L’ordonnance sommaire que le juge Alsup a rendue le 23 juin 2025 dans le cadre de l’affaire Bartz vs. Anthropic PBC1 a certainement de quoi ébranler les sphères du droit d’auteur et de l’intelligence artificielle (IA). La décision, en provenance du Tribunal régional siégeant pour le Northern District de la Californie, a qualifié d’usage acceptable en vertu de la doctrine de fair use une pratique adoptée par la société d’IA Anthropic et consistant à acquérir des exemplaires légitimement publiés de livres imprimés et à les numériser en vue de constituer une base de données de recherche centrale et d’approvisionner un modèle linguistique étendu baptisé CLAUDE. Le tribunal, en en venant à une telle conclusion, a pris pour acquis qu’une telle pratique ne contrevenait aucunement aux droits d’auteur des personnes ayant rédigé les livres en question – alors qu’à l’opposé, une autre pratique d’Anthropic consistant en l’utilisation d’exemplaires numérisés acquis de manière illégitime a été jugée illégale. Ce jugement est le tout premier à s’attarder spécifiquement, dans un contexte nord-américain, à l’intersection d’une exception fondée sur l’usage acceptable et de la reproduction de masse de textes littéraires dans le cadre de méthodes de formation IA, comme le perfectionnement d’outils d'intelligence artificielle générative.
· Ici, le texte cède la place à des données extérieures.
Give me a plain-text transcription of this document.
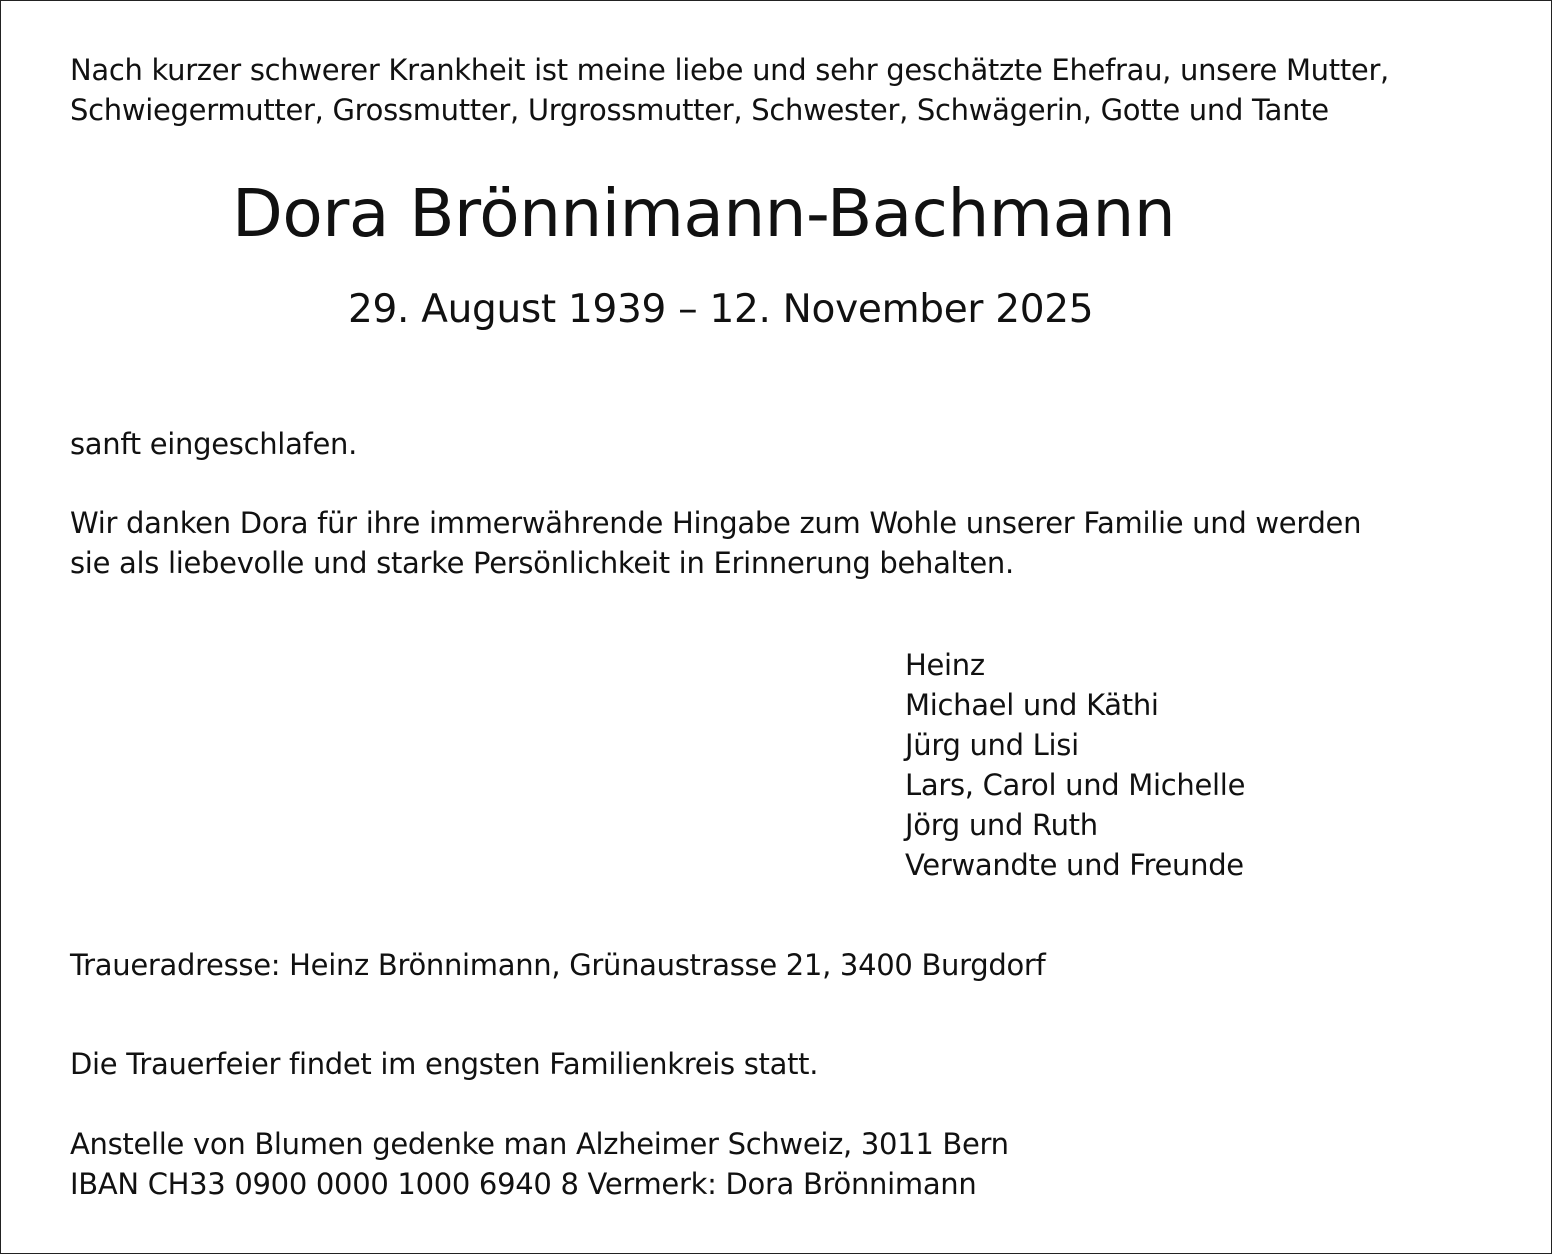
Nach kurzer schwerer Krankheit ist meine liebe und sehr geschätzte Ehefrau, unsere Mutter,
Schwiegermutter, Grossmutter, Urgrossmutter, Schwester, Schwägerin, Gotte und Tante
Dora Brönnimann-Bachmann
29. August 1939 – 12. November 2025
sanft eingeschlafen.
Wir danken Dora für ihre immerwährende Hingabe zum Wohle unserer Familie und werden
sie als liebevolle und starke Persönlichkeit in Erinnerung behalten.
Heinz
Michael und Käthi
Jürg und Lisi
Lars, Carol und Michelle
Jörg und Ruth
Verwandte und Freunde
Traueradresse: Heinz Brönnimann, Grünaustrasse 21, 3400 Burgdorf
Die Trauerfeier findet im engsten Familienkreis statt.
Anstelle von Blumen gedenke man Alzheimer Schweiz, 3011 Bern
IBAN CH33 0900 0000 1000 6940 8 Vermerk: Dora Brönnimann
On retrouve (notamment) au cœur du raisonnement retenu par le juge Alsup le fait que l’usage qu’Anthropic fait des livres qu’elle reproduit est de nature « extrêmement transformative » – c’est-à-dire que le principal objectif de la reproduction est d’approvisionner un outil d'intelligence artificielle générative capable de générer ses propres résultats. En bout de ligne, de telles fins « transformatives » justifient la reproduction à grande échelle de milliers d’œuvres littéraires protégées par le droit d’auteur.
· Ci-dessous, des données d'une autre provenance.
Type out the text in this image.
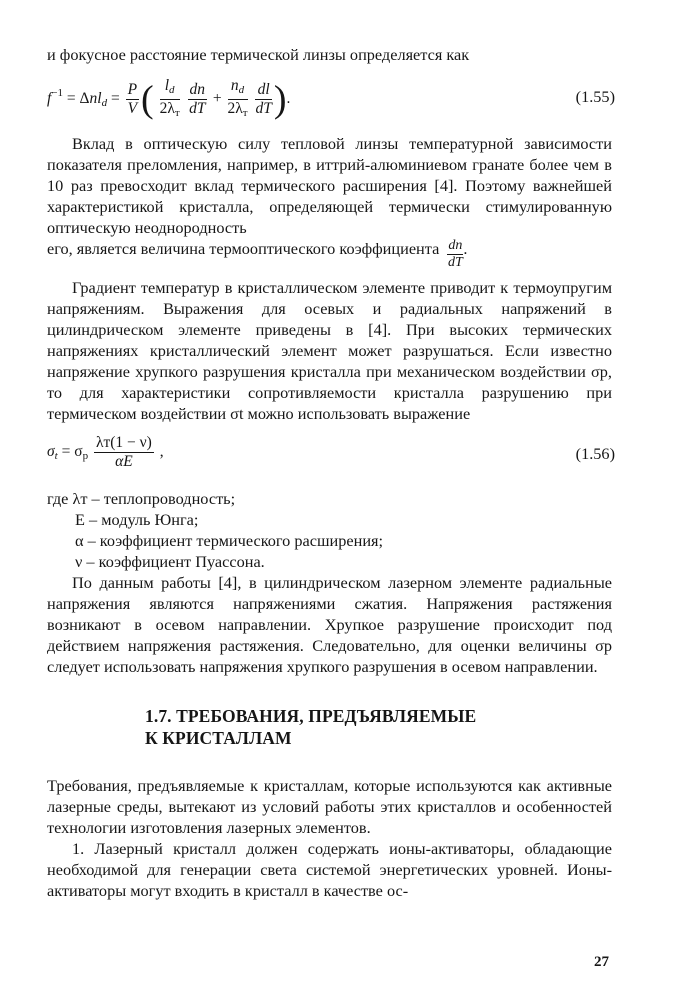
и фокусное расстояние термической линзы определяется как

$f^{-1} = \Delta nl_d = \frac{P}{V}$ ( $\frac{l_d}{2\lambda_т}$
$\frac{dn}{dT} + \frac{n_d}{2\lambda_т}$
$\frac{dl}{dT}$ ).	(1.55)

Вклад в оптическую силу тепловой линзы температурной зависимости показателя преломления, например, в иттрий-алюминиевом гранате более чем в 10 раз превосходит вклад термического расширения [4]. Поэтому важнейшей характеристикой кристалла, определяющей термически стимулированную оптическую неоднородность

его, является величина термооптического коэффициента $\frac{dn}{dT}$ .

Градиент температур в кристаллическом элементе приводит к термоупругим напряжениям. Выражения для осевых и радиальных напряжений в цилиндрическом элементе приведены в [4]. При высоких термических напряжениях кристаллический элемент может разрушаться. Если известно напряжение хрупкого разрушения кристалла при механическом воздействии σр, то для характеристики сопротивляемости кристалла разрушению при термическом воздействии σt можно использовать выражение

$\sigma_t = \sigma_р \frac{\lambda т(1 - \nu)}{\alpha E}$ ,	(1.56)
где λт – теплопроводность;
E – модуль Юнга;
α – коэффициент термического расширения;
ν – коэффициент Пуассона.

По данным работы [4], в цилиндрическом лазерном элементе радиальные напряжения являются напряжениями сжатия. Напряжения растяжения возникают в осевом направлении. Хрупкое разрушение происходит под действием напряжения растяжения. Следовательно, для оценки величины σр следует использовать напряжения хрупкого разрушения в осевом направлении.

1.7. ТРЕБОВАНИЯ, ПРЕДЪЯВЛЯЕМЫЕ
К КРИСТАЛЛАМ

Требования, предъявляемые к кристаллам, которые используются как активные лазерные среды, вытекают из условий работы этих кристаллов и особенностей технологии изготовления лазерных элементов.

1. Лазерный кристалл должен содержать ионы-активаторы, обладающие необходимой для генерации света системой энергетических уровней. Ионы-активаторы могут входить в кристалл в качестве ос-

27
« Fair Use » vs. « utilisation équitable »: deux notions bien différentes d’un point de vue canadien

Bien que l’affaire Anthropic fournisse quelques indices au sujet de l’approche que les tribunaux américains sont susceptibles d’adopter à l’avenir, la situation demeure incertaine en sol canadien. De fait, il ne semble pas que le raisonnement retenu par le Tribunal américain puisse être aisément appliqué aux termes de la Loi sur le droit d’auteur du Canada et de la jurisprudence connexe — tout particulièrement dans la mesure où il existe certaines différences substantielles entre les notions américaine de fair use et canadienne d’utilisation équitable lesquelles, en pratique, pourraient éventuellement mener à des résultats contradictoires.
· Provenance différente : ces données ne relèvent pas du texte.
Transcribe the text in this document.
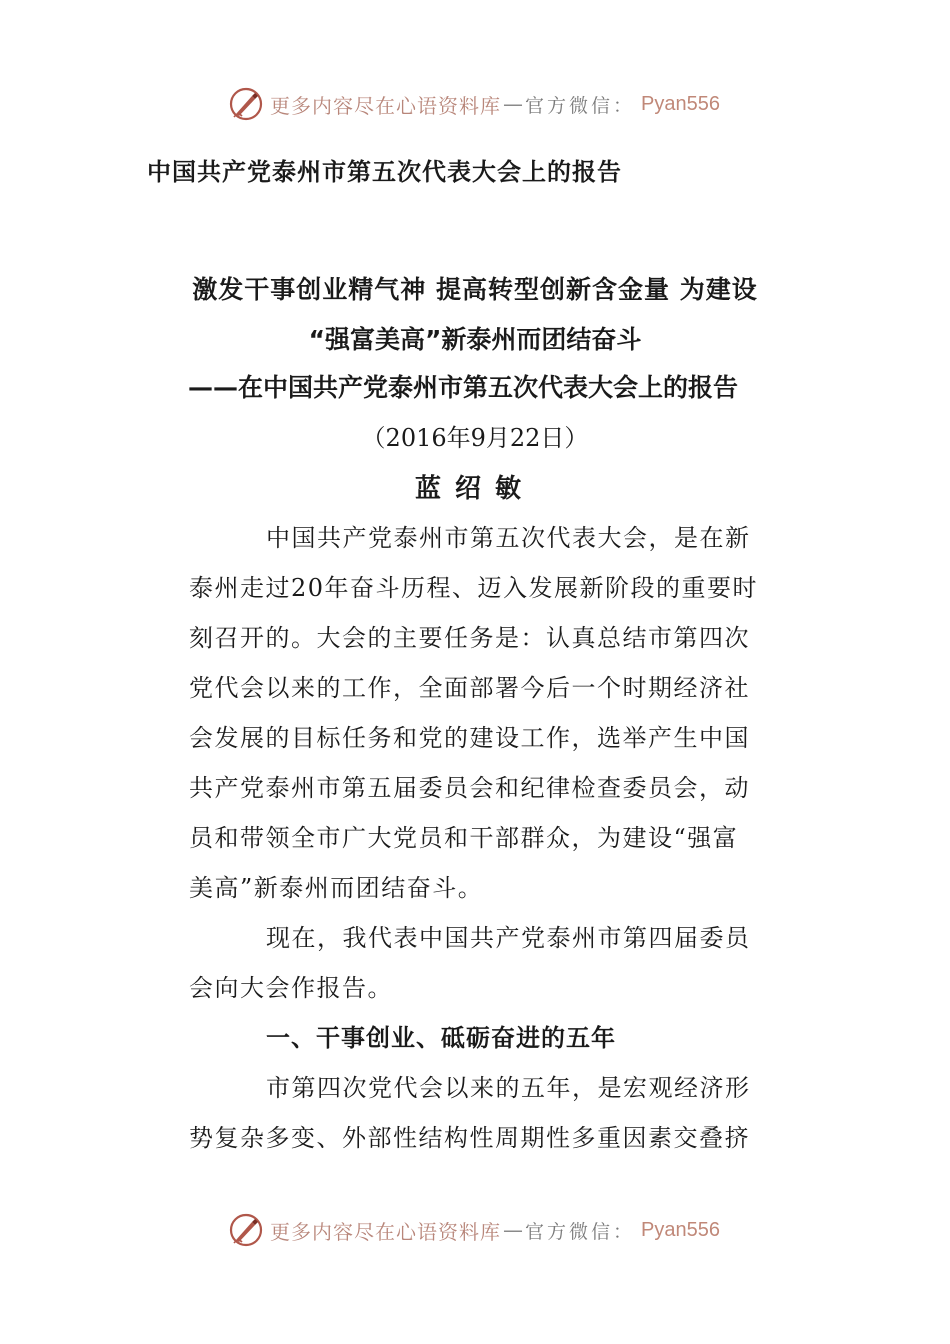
更多内容尽在心语资料库 — 官方微信： Pyan556
中国共产党泰州市第五次代表大会上的报告
激发干事创业精气神 提高转型创新含金量 为建设
“强富美高”新泰州而团结奋斗
——在中国共产党泰州市第五次代表大会上的报告
（2016年9月22日）
蓝绍敏
中国共产党泰州市第五次代表大会，是在新
泰州走过20年奋斗历程、迈入发展新阶段的重要时
刻召开的。大会的主要任务是：认真总结市第四次
党代会以来的工作，全面部署今后一个时期经济社
会发展的目标任务和党的建设工作，选举产生中国
共产党泰州市第五届委员会和纪律检查委员会，动
员和带领全市广大党员和干部群众，为建设“强富
美高”新泰州而团结奋斗。
现在，我代表中国共产党泰州市第四届委员
会向大会作报告。
一、干事创业、砥砺奋进的五年
市第四次党代会以来的五年，是宏观经济形
势复杂多变、外部性结构性周期性多重因素交叠挤
更多内容尽在心语资料库 — 官方微信： Pyan556
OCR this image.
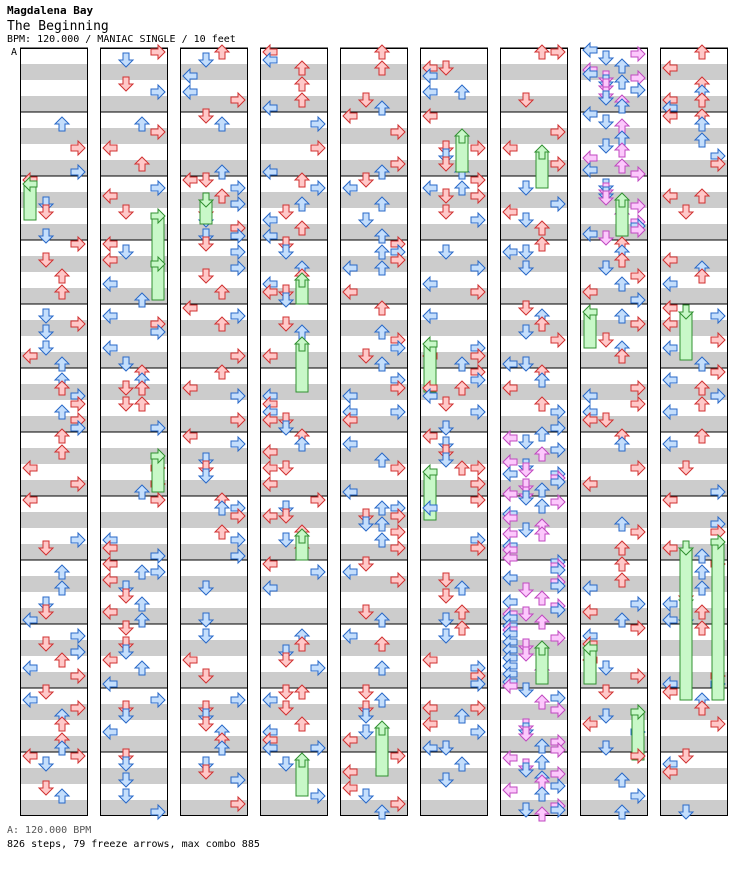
Magdalena Bay
The Beginning
BPM: 120.000 / MANIAC SINGLE / 10 feet
A
A: 120.000 BPM
826 steps, 79 freeze arrows, max combo 885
La doctrine de « fair use », un produit de la common law américaine, a été codifiée dans la loi américaine intitulée Copyright Act le 1er janvier 1978. Elle se veut, en pratique, une « exception » aux droits d’auteur exclusifs conférés aux propriétaires d’œuvres protégées par droit d’auteur. Aux termes de cette Copyright Act, les autorités décisionnelles sont appelées à évaluer quatre (4) critères prédéfinis dans le cadre de tout examen portant sur le caractère acceptable d’un quelconque usage.

À l’opposé, la notion canadienne « d’utilisation équitable » est d’origine statutaire et renvoie à une liste de critères d’admissibilité exhaustive. À moins qu’elle ne soit fondée sur l’une ou l’autre des fins explicitement prévues à l’article 29 de la Loi sur le droit d’auteur (SRC 1985, c. C-42), l’utilisation ne sera pas réputée être « équitable ». Or, les fins se limitent à l’étude privée, la recherche, l’éducation, la parodie, la satire, la critique, le compte-rendu et la communication des nouvelles. Ce n’est qu’une fois qu’il aura été décidé qu’une utilisation spécifique répond à l’une ou l’autre de ces fins qu’un juge pourra déterminer, en fonction de la balance des probabilités, si l’utilisation en question est équitable ou non.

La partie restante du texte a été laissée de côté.